When I was a graduate student (and onward), some of my best “learning moments” happened during journal club. I don’t know how journal club works in your lab, but in our department there was a rotation of presenters and each week, one person from a group of 25 would be scheduled to pick a paper, distribute it to the group and present the background, methodology, results and related information. At first, all figures were photocopied to acetate and presented on an overhead projector. For those readers of a younger generation, here’s what an overhead projector looks like:
Thanks to Wikipedia for the image.
As time progressed and my graduate degree dragged on, PowerPoint came into vogue and we were encouraged to give our presentation using a fancy LCD projector. Approximately 40 to 50 people would attend the presentation including fellow graduate students, lab techs and PIs and the discussion period that followed was considered “no holds barred.” Typically, the PIs would get into a heated debate regarding the validity of experimental controls and graduate students would fret that their work was futile and that they were about to be scooped. What I learned the most from these gatherings was the importance of critically evaluating a paper, discussing one’s findings with like-minded people and to never consider the written word sacrosanct.
Over the last number of years, social media has revolutionized the journal club experience. Open access journals such as PLoS have allowed for more relaxed publication rules while encouraging a more interactive review process from an engaged scientific community. Then there are sites such as ResearchBlogging.org and ScienceBlogs that provide a voice to scientific bloggers wishing to express their opinions on a variety of scientific subjects while leaving the door wide open for anyone who wants to join in on the public debate. I like to think of these sites as journal clubs on steroids.
One of the most recent additions to the world of the online journal club is the neuroscience journal club The Third Reviewer. The Third Reviewer presents a brief abstract of a study appearing in a respected journal such as Cell, Nature or Neuron and allows readers to comment and debate the merits of the paper.
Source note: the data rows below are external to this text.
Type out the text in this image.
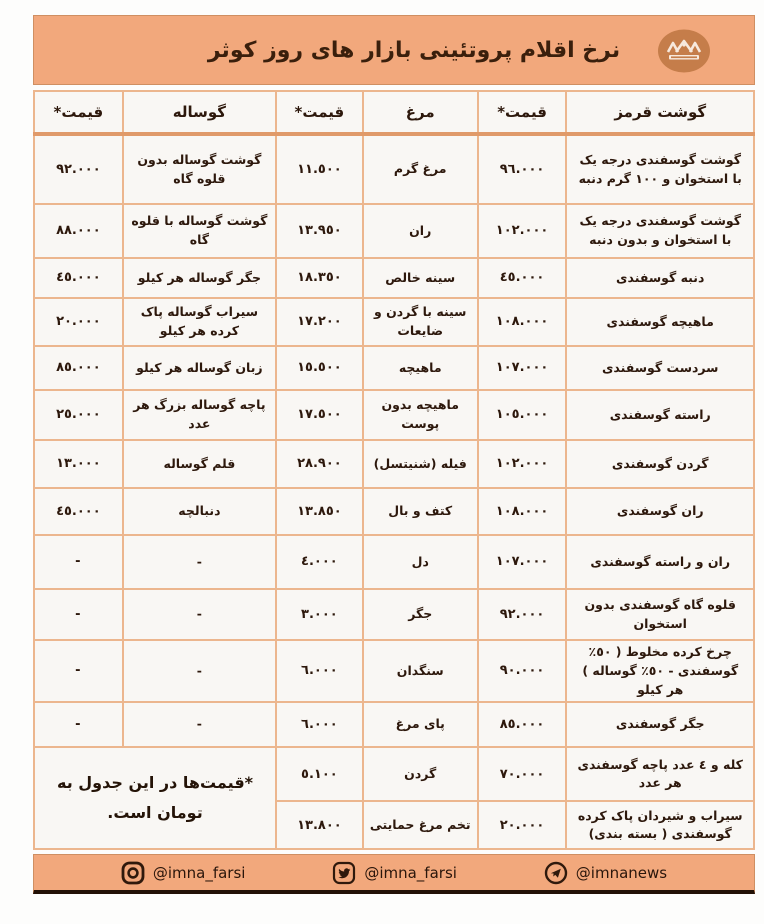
نرخ اقلام پروتئینی بازار های روز کوثر
گوشت قرمز	قیمت*	مرغ	قیمت*	گوساله	قیمت*
گوشت گوسفندی درجه یک با استخوان و ١٠٠ گرم دنبه	٩٦.٠٠٠	مرغ گرم	١١.٥٠٠	گوشت گوساله بدون قلوه گاه	٩٢.٠٠٠
گوشت گوسفندی درجه یک با استخوان و بدون دنبه	١٠٢.٠٠٠	ران	١٣.٩٥٠	گوشت گوساله با قلوه گاه	٨٨.٠٠٠
دنبه گوسفندی	٤٥.٠٠٠	سینه خالص	١٨.٣٥٠	جگر گوساله هر کیلو	٤٥.٠٠٠
ماهیچه گوسفندی	١٠٨.٠٠٠	سینه با گردن و ضایعات	١٧.٢٠٠	سیراب گوساله پاک کرده هر کیلو	٢٠.٠٠٠
سردست گوسفندی	١٠٧.٠٠٠	ماهیچه	١٥.٥٠٠	زبان گوساله هر کیلو	٨٥.٠٠٠
راسته گوسفندی	١٠٥.٠٠٠	ماهیچه بدون پوست	١٧.٥٠٠	پاچه گوساله بزرگ هر عدد	٢٥.٠٠٠
گردن گوسفندی	١٠٢.٠٠٠	فیله (شنیتسل)	٢٨.٩٠٠	قلم گوساله	١٣.٠٠٠
ران گوسفندی	١٠٨.٠٠٠	کتف و بال	١٣.٨٥٠	دنبالچه	٤٥.٠٠٠
ران و راسته گوسفندی	١٠٧.٠٠٠	دل	٤.٠٠٠	-	-
قلوه گاه گوسفندی بدون استخوان	٩٢.٠٠٠	جگر	٣.٠٠٠	-	-
چرخ کرده مخلوط ( ٥٠٪ گوسفندی - ٥٠٪ گوساله ) هر کیلو	٩٠.٠٠٠	سنگدان	٦.٠٠٠	-	-
جگر گوسفندی	٨٥.٠٠٠	پای مرغ	٦.٠٠٠	-	-
کله و ٤ عدد پاچه گوسفندی هر عدد	٧٠.٠٠٠	گردن	٥.١٠٠	*قیمت‌ها در این جدول به تومان است.	
سیراب و شیردان پاک کرده گوسفندی ( بسته بندی)	٢٠.٠٠٠	تخم مرغ حمایتی	١٣.٨٠٠		
@imna_farsi	@imna_farsi	@imnanews
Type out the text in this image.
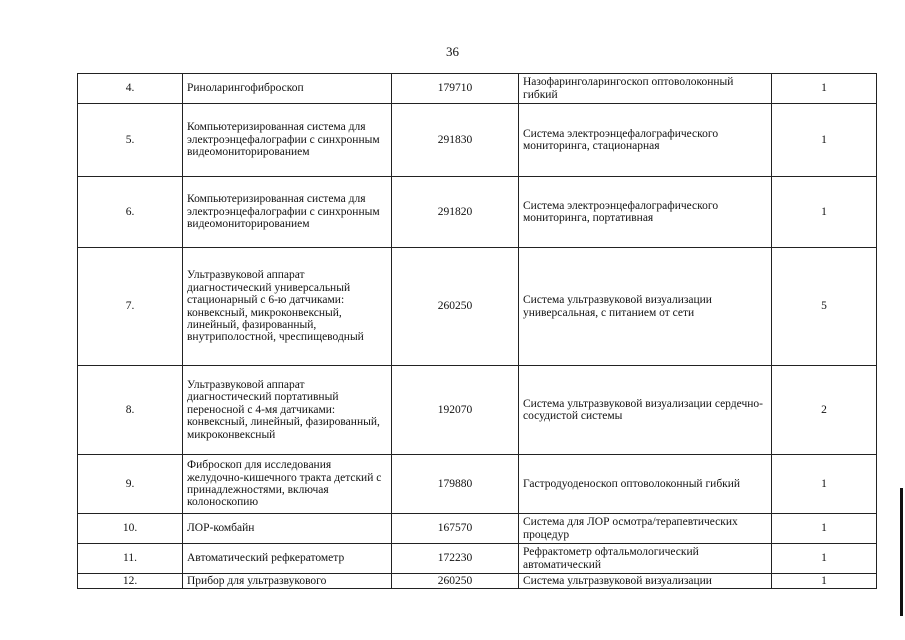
36
4.	Риноларингофиброскоп	179710	Назофаринголарингоскоп оптоволоконный гибкий	1
5.	Компьютеризированная система для электроэнцефалографии с синхронным видеомониторированием	291830	Система электроэнцефалографического мониторинга, стационарная	1
6.	Компьютеризированная система для электроэнцефалографии с синхронным видеомониторированием	291820	Система электроэнцефалографического мониторинга, портативная	1
7.	Ультразвуковой аппарат диагностический универсальный стационарный с 6-ю датчиками: конвексный, микроконвексный, линейный, фазированный, внутриполостной, чреспищеводный	260250	Система ультразвуковой визуализации универсальная, с питанием от сети	5
8.	Ультразвуковой аппарат диагностический портативный переносной с 4-мя датчиками: конвексный, линейный, фазированный, микроконвексный	192070	Система ультразвуковой визуализации сердечно-сосудистой системы	2
9.	Фиброскоп для исследования желудочно-кишечного тракта детский с принадлежностями, включая колоноскопию	179880	Гастродуоденоскоп оптоволоконный гибкий	1
10.	ЛОР-комбайн	167570	Система для ЛОР осмотра/терапевтических процедур	1
11.	Автоматический рефкератометр	172230	Рефрактометр офтальмологический автоматический	1
12.	Прибор для ультразвукового	260250	Система ультразвуковой визуализации	1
One very nice feature of this system is that it allows the study’s authors to respond to comments made by readers which provides a beautiful 360 degree view of the paper which is a much higher educational format than the long-gone days of acetate and overhead.
I encourage readers of this blog to read DrugMonkey‘s review of some of these sites (and more) which I found quite informative and helpful.
One of our stated goals at The American Biotechnologist is to serve as a place for PIs, grad students and lab techs to network and discuss issues that are important to the general community. I’d be curious to hear how online journal clubs and scientific communities have affected your research and reading habits. Are there any great sites that you would recommend to The American Biotechnologist community?